I asked King if there was anything the legislature could do to address the QualChoice/competition problem — might the legislature consider forcing them to remove the cap and begin accepting Medicaid clients again?
That’s a very interesting point. I don’t really know what we can really do as legislators. I think DHS, the Insurance Commissioner, and some of those involved can do what they can, but they’ve already had over a year to be working on this and this is what we’ve got so far. So I’m not optimistic about the future. And before QualChoice capped this, there really wasn’t competition there — because we had, in some of these areas, Blue Cross-Blue Shield and QualChoice. Now we have Blue Cross-Blue Shield versus Blue Cross-Blue Shield.

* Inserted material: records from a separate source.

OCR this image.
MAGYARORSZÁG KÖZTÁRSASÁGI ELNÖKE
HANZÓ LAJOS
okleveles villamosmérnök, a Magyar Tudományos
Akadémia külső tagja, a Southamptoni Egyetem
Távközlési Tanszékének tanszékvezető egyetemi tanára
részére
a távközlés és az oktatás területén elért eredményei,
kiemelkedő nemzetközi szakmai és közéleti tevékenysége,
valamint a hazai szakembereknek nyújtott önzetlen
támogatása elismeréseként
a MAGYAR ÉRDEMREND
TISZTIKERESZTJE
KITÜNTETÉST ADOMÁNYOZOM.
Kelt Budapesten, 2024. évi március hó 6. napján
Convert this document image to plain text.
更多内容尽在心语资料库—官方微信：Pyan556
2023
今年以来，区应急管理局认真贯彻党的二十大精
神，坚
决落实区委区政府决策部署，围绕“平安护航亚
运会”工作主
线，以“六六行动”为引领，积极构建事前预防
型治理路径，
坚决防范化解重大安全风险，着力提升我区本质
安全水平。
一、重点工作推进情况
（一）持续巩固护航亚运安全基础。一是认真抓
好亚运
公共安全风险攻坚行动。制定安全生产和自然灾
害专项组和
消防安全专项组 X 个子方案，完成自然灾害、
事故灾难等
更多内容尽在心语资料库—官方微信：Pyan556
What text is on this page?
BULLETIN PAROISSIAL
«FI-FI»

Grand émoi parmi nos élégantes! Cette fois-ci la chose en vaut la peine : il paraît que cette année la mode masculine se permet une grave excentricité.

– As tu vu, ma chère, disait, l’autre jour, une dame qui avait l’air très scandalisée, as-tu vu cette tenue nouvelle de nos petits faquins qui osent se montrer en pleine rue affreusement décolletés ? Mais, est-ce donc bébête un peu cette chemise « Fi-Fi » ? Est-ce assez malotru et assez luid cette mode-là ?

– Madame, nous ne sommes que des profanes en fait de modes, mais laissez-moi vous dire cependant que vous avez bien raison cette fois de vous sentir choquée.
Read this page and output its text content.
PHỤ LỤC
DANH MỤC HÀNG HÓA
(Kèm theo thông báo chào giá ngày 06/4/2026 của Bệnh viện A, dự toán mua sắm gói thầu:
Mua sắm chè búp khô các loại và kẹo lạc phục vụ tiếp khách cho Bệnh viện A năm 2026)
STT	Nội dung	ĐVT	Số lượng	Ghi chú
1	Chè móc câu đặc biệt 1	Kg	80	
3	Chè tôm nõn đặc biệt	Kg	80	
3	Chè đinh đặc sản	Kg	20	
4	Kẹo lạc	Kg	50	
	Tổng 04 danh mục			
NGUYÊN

King has also been working with other lawmakers to bring health-care analysts from Optumas — the consulting firm that did the original cost projections for the PO for the state — back in to testify before his committee. Some lawmakers are hopeful that Optumas experts may be able to shed some light on how they calculated their projections and what effect the lack of competition in the program might have on costs. However, efforts to bring the firm back were blocked at last week’s Audit Committee meeting. King said he isn’t sure whether or not he’ll be able to get through the gridlock and bring the experts in:
Judging from what happened at the Audit Executive Committee, that doesn’t look very likely unfortunately. I think when you’re looking at a program that is over a billion dollars in total costs, it could be prudent to have the company come back that gave you the original estimate explain that again. The only time they have come back here and explained their estimate was when the bill was passed. I have some questions, along with Rep. Farrer and others — we want to know what in the world has happened and what have we got now and where are we going?
The idea the other day did not even get off the ground. I heard things that I couldn’t even believe, that were troubling to me, that “This should be in Public Health” or some other committee. I think the pro-PO people do not want a fair and balanced look at it. That’s what I see with it coming up in Audit is we’ll be able to give it a fair and balanced look. I go back to Rep. Burris’s comments about the original audit — it was the most substantial piece of information out there that gave us the detailed information from an independent source. His answer was “This is theatrics, it’s a waste of time.” When in fact, that audit was brought about because members of the legislature couldn’t get their questions answered.
King wasn’t sure if bringing Optumas back would cost additional taxpayer dollars, but he said it is being looked in to:
They’re trying to find that out. That’s what Rep. Bell’s question was. It very well could. But how are we going to know where we’re going or what we have or what happened? I think on a $1 billion program, the idea of — since this is so over budget so quick and it’s so far off target — having somebody come in and do an independent analysis real quickly could be beneficial.
I’m a farmer. We have to make projections and do things that may have to have a result later on and if we get into something and we continue, this financially appears to be just like walking out into a lake. We just continue to get deeper and deeper.
The Audit Committee meets again on May 8th.